Motoko Rich, the Times’ lead education reporter, worked hard to understand our work. But it’s not easy to tell a complex story like Oakland’s in one newspaper story, and there were certainly opportunities missed to deepen the conversation. Several national and local authors felt that the article did not give voice to the mainly Black and Brown families that have been failed for decades under our system – even longer than the seven superintendents that preceded me over the last twenty years.
These parents and students are bearing the brunt of the inequities and lack of quality schools in Oakland’s public education system, and they have been for decades now. That needs to change. I know we can do better, and to do so we must both strengthen the programs that are working and bring in new schools to drive greater equity and serve our families better.
As I shared in an interview with Maya Pope-Chappell, the head of education publishing with LinkedIn and a female African American leader, I find that the polarization in the arguing – which is much of what has come in the wake of this national coverage – is distracting and harmful.
What we really need to focus on is quality and getting people access and equity.

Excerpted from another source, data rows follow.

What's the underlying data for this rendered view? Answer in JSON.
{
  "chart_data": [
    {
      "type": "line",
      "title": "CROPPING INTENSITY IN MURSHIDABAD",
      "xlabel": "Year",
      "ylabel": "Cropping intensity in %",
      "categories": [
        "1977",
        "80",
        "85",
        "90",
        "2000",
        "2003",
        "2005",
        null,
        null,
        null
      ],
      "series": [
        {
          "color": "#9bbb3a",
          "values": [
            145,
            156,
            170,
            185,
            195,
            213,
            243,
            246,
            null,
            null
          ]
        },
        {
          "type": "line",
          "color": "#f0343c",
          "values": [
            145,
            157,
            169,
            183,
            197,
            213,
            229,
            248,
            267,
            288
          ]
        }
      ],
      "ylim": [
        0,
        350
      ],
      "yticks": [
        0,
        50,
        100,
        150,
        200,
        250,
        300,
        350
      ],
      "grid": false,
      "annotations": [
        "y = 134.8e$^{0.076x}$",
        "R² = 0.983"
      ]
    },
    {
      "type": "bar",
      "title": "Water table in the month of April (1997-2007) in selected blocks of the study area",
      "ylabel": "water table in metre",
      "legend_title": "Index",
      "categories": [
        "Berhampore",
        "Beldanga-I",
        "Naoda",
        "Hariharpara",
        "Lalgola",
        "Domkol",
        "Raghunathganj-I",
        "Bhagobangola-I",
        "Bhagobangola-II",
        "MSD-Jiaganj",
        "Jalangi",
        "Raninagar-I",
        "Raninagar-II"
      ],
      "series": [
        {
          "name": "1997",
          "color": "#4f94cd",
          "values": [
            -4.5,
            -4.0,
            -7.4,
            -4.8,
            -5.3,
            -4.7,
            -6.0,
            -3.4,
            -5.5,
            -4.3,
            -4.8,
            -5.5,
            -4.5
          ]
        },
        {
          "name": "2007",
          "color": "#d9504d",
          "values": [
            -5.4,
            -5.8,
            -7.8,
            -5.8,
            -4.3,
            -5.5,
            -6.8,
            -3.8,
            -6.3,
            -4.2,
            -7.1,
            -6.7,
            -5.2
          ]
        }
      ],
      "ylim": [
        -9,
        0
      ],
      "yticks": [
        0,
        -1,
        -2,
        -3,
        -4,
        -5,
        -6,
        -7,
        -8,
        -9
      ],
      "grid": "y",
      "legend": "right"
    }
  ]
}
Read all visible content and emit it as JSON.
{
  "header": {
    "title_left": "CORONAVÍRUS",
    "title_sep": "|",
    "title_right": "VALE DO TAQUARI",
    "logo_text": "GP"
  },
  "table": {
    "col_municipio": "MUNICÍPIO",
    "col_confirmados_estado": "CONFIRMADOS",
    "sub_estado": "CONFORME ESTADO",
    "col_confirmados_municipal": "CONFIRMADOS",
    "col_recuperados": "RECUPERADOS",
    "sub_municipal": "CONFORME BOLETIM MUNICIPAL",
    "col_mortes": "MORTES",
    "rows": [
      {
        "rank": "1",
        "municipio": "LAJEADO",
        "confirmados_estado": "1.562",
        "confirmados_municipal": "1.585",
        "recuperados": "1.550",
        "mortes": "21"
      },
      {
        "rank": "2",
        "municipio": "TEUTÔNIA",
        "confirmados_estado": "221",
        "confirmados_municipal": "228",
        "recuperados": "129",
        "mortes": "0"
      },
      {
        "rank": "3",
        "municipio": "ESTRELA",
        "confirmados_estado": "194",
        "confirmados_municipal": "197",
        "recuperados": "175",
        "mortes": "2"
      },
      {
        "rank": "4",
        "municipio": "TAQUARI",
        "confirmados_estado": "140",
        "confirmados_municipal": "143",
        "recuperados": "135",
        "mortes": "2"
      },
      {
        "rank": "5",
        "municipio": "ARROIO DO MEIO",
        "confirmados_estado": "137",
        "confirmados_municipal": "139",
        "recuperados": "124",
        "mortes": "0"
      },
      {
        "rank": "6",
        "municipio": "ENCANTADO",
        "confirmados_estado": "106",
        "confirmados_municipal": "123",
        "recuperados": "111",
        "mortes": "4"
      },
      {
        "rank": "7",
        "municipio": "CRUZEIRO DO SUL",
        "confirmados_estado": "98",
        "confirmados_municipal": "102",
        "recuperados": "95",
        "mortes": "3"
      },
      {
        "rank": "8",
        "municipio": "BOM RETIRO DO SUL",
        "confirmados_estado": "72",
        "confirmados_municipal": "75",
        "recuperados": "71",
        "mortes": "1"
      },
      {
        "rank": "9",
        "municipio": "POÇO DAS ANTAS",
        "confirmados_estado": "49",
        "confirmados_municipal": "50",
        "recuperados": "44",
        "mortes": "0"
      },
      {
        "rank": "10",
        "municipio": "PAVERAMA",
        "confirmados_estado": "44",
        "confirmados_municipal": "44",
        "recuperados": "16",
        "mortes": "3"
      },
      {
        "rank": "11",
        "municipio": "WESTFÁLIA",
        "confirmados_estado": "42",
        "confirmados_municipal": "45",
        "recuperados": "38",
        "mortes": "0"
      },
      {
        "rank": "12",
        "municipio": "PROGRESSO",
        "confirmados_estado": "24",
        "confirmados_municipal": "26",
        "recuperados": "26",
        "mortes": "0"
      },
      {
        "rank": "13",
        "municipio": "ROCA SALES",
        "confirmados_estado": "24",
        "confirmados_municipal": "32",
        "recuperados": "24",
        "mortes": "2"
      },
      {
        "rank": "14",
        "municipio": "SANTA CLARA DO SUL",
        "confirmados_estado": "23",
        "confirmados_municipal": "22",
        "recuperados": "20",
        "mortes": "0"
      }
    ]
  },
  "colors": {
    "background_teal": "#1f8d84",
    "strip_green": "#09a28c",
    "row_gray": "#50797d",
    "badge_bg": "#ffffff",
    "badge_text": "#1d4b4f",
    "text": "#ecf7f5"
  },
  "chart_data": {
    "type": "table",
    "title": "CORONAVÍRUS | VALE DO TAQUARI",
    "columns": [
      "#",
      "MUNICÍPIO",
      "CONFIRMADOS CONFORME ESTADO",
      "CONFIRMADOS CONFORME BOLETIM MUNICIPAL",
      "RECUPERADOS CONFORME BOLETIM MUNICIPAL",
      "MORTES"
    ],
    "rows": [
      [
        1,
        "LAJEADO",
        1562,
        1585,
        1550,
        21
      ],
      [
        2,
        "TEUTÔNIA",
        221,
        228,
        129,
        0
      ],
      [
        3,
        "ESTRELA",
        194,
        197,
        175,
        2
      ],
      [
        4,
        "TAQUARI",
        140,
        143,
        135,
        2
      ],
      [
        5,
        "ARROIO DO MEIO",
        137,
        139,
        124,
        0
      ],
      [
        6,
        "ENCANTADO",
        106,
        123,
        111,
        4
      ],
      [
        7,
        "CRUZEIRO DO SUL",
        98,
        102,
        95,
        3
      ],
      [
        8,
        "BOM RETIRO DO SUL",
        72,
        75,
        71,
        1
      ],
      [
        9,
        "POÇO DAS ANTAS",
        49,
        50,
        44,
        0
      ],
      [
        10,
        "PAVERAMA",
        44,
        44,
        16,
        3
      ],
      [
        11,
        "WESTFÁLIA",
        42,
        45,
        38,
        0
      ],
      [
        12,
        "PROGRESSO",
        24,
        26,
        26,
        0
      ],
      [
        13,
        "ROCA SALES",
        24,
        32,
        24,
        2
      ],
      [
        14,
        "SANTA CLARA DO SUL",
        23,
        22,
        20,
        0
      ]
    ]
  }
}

By moving away from arguing about district versus charter and moving toward giving all parents the same opportunities that more affluent parents have to determine where their children go to school, we put parents and families in the driver’s seat.
Rather than arguing, I’d like to work together to help some of our struggling schools implement the innovations many families have found so attractive in our successful charter schools. While working on a way to pay for extending the school day across Oakland schools, let’s make sure our students who most need more instructional time have a longer school day now.
I know firsthand what it’s like to be provided public education equity – rigorous instruction with high standards and quality supports. It helped make me who I am today. I also know what it’s like to be tracked toward failure and expected to arrive there. That made me feel angry and disillusioned at times. It’s this personal experience that led me to enter public education.
And it’s the unacceptable reality that too many of our children are still not getting a quality public education that drives me forth every day.
I am not asking you to choose sides. I am here to offer more quality schools to our families and our kids. Now. That’s my “agenda.” Nothing more. I remain focused on our vision – Every Student Thrives!
And when I hear people say we should wait, slow down, or not move “too fast,” I think about what Rev. Dr. Martin Luther King Jr. said in his Letter from a Birmingham Jail; “For years now I have heard the word ‘wait’…This ‘wait’ has almost always meant ‘never.”
We moved quickly to increase salaries for our teachers to attract and retain the best front-line educators serving our children. We moved quickly to provide every teacher a laptop, and more to our children. We moved quickly to cut millions from district-office budgets to give more resources to schools.
We must continue to move with urgency to create a system of schools focused on educating all children well. Let’s cut through the supposed “agendas” and “sides” and all focus together on the lives of our children.